What do you think of:

Inputs:
- The script id (mandatory).
- The vault path (mandatory).
- The active note name (optional).
- The current text selection (optional).
- The frontmatter data (optional. Contains date modified, tags etc).

Output options:
- A list → GUI:[Appears in a pane, as a clickable menu].
- An object → GUI:[Output to be shown in pane].
- A text → GUI:[Output to be pasted into my active note].

And an operation to ‘reindex’.

After experimenting a little with my scripts with the POC, I’m not so happy :/. I think I’ll try an implementation with a little HTTP-service to see how it goes.

Hey @cristian ,

Sorry for the delay.
I downloaded this and played with it a few days ago.

This is quite ingenious.
I had never considered running the python script on flask and invoking it via a localhost.
You have certainly given me more to think about.
It’s great to get a proof of concept up and running but is a bit of setup work.
I wonder if @trashhalo suggested Pyodide could ease the process.

Equally, I had not considered the side panel as a source of output - so many more possibilities.

In response to your points:

I agree with all these

Again, agree with all these.
Specifically of interest in a text to me.


I want to experiment more with this but a source of potential inspiration could be the plugin Templater especially if we are planning to use Flask and localhost to invoke scripts.

Really amazing progress.
I’ll continue to think about this.

How do you imagine using a template approach?

Today I updated the plugin, so it works adding scripts in a directory :smiley:

@cristian I can see you have been really busy with this recently!

I downloaded the latest version today and I think separating out the server from the plugin is a great idea.

I got one of my own scripts (TF-IDF similarity) and running this evening and it didn’t take long at all.

Looking at what you have now I guess the closest thing would be a nice visual interface to set the configurations of new endpoints.
But I would say this is “a nice to have” rather than essential.

I feel like this covers most of the requirements I had in mind.
Working on instructions to make it even easier for people to setup could be handy, but you have already done a pretty great job here.

Some things stood out:

  1. Probably should rename the random.py name because it causes issues with using ‘import random’
  2. Some of my scripts can be a bit process heavy and take some time.
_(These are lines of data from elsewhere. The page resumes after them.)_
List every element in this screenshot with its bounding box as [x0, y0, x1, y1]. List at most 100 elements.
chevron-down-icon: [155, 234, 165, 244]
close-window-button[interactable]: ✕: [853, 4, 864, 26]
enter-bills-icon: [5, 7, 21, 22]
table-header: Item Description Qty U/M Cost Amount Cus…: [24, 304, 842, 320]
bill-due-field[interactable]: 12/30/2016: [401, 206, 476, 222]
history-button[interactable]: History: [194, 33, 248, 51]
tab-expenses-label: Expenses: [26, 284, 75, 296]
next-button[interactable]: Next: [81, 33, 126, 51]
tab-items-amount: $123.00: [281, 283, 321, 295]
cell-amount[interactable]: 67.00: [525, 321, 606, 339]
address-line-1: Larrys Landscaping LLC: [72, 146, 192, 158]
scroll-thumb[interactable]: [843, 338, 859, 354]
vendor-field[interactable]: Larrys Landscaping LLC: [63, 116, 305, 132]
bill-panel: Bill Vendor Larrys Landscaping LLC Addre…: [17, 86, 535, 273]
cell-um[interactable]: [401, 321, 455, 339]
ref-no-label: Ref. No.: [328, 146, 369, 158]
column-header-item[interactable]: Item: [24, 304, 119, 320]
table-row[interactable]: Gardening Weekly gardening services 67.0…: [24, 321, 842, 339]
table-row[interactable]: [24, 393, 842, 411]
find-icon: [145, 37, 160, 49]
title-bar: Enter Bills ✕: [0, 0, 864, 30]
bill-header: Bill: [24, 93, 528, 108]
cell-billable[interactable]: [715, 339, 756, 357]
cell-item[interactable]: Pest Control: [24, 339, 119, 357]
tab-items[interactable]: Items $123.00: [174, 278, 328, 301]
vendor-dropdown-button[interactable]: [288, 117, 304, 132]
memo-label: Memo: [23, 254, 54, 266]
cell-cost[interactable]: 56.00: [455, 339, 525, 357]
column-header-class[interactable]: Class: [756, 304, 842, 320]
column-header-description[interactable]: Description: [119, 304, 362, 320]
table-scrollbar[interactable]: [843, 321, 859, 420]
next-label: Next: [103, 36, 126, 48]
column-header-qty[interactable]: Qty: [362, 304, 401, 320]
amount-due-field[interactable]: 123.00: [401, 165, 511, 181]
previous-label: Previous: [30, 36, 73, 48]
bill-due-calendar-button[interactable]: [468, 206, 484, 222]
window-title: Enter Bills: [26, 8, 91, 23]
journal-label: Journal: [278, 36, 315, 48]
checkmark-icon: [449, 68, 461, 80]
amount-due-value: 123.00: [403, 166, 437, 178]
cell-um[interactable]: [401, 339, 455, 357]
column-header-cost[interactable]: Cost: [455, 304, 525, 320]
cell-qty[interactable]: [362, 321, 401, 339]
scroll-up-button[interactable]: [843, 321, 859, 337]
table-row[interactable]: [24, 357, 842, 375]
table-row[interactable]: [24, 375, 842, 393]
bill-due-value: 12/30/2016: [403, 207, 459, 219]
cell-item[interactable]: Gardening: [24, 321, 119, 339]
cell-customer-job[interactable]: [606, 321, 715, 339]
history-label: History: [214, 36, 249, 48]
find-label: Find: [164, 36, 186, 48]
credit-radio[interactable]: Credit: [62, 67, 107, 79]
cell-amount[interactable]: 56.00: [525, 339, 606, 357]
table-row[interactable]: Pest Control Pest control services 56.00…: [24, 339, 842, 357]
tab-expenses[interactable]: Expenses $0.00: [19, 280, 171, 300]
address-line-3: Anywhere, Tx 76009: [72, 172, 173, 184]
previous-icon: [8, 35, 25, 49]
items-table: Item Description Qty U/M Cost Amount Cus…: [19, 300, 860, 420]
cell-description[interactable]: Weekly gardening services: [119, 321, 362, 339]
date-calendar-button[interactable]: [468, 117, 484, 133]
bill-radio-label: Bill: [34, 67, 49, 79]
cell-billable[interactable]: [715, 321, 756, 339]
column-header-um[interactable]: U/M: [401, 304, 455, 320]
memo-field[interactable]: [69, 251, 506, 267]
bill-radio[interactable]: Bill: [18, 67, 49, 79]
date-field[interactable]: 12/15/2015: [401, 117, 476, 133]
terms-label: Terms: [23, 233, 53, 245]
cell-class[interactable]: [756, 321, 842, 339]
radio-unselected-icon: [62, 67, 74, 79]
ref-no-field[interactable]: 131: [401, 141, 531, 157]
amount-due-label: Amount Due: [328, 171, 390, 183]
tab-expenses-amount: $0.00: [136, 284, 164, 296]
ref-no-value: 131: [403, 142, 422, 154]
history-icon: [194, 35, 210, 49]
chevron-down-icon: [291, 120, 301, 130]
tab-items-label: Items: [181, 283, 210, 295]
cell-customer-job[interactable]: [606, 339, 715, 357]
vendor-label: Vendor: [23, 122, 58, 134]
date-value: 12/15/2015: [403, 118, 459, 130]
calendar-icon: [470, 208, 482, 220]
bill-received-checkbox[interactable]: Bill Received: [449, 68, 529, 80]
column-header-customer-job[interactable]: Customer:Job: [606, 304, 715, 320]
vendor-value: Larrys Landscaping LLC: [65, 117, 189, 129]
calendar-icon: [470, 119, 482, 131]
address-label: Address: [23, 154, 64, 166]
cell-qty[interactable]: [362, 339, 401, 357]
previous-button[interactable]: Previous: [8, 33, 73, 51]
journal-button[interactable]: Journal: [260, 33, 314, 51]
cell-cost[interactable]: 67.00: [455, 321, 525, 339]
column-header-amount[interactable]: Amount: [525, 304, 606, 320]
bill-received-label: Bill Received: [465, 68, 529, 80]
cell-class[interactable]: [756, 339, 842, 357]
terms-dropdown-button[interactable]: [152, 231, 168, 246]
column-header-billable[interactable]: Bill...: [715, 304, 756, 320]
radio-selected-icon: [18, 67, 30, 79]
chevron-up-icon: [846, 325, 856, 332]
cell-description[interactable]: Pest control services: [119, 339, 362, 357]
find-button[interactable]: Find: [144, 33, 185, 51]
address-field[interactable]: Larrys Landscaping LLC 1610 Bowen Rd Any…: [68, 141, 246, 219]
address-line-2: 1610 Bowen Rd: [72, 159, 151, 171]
It could be cool to show some kind of loading indicator within obsidian.
    something like:
    As a user
    When I run a script
    While it’s running I would some indication it’s being processed
    So that I know its running in the background

This could be achieved by pasting some text in the note e.g. “Processing” which is then replaced or removed when the task is completed.

I’m going to play with this more but i’m just so impressed by what you have done so far.
I’m trying to think how we get this plugin out to a bigger audience.

For those who got stuck on the broken link above you can get it here - GitHub - cristianvasquez/obsidian-lab

1 Like

Ohh I’m happy you tried it :slight_smile:

What is misses for me is the ability to cluster notes (that was my initial motivation), but I still don’t know how to interact with the graph… (probably that’s for another thread)

Thanks!, will look at that

I bet the scripts take most of the time while reading the all notes. Perhaps having different phases, to ‘index’ (few times) and ‘execute’ (many times) can diminish the latency greatly.

I think that having a set of exciting scripts could attract people :wink:

I feel topic modelling can help here.
I think it would be interesting to have like 15 main topics for all my notes and create a structured note for each topic with a list of the documents within it

Fair, but even with optimisation it would be nice to have some kind of indicator to show the script is running rather than checking the terminal

Also very true.
So next step?

  • Create a directory of example python scripts people can use with your awesome plugin
1 Like

Hi @macedotavares , @raudaschl I’ve published the plugin: New plugin: Obsidian Python lab I would love to have some feedback, or cool scripts

2 Likes

Once I learn the ropes, I’m gonna conquer the world with this thing.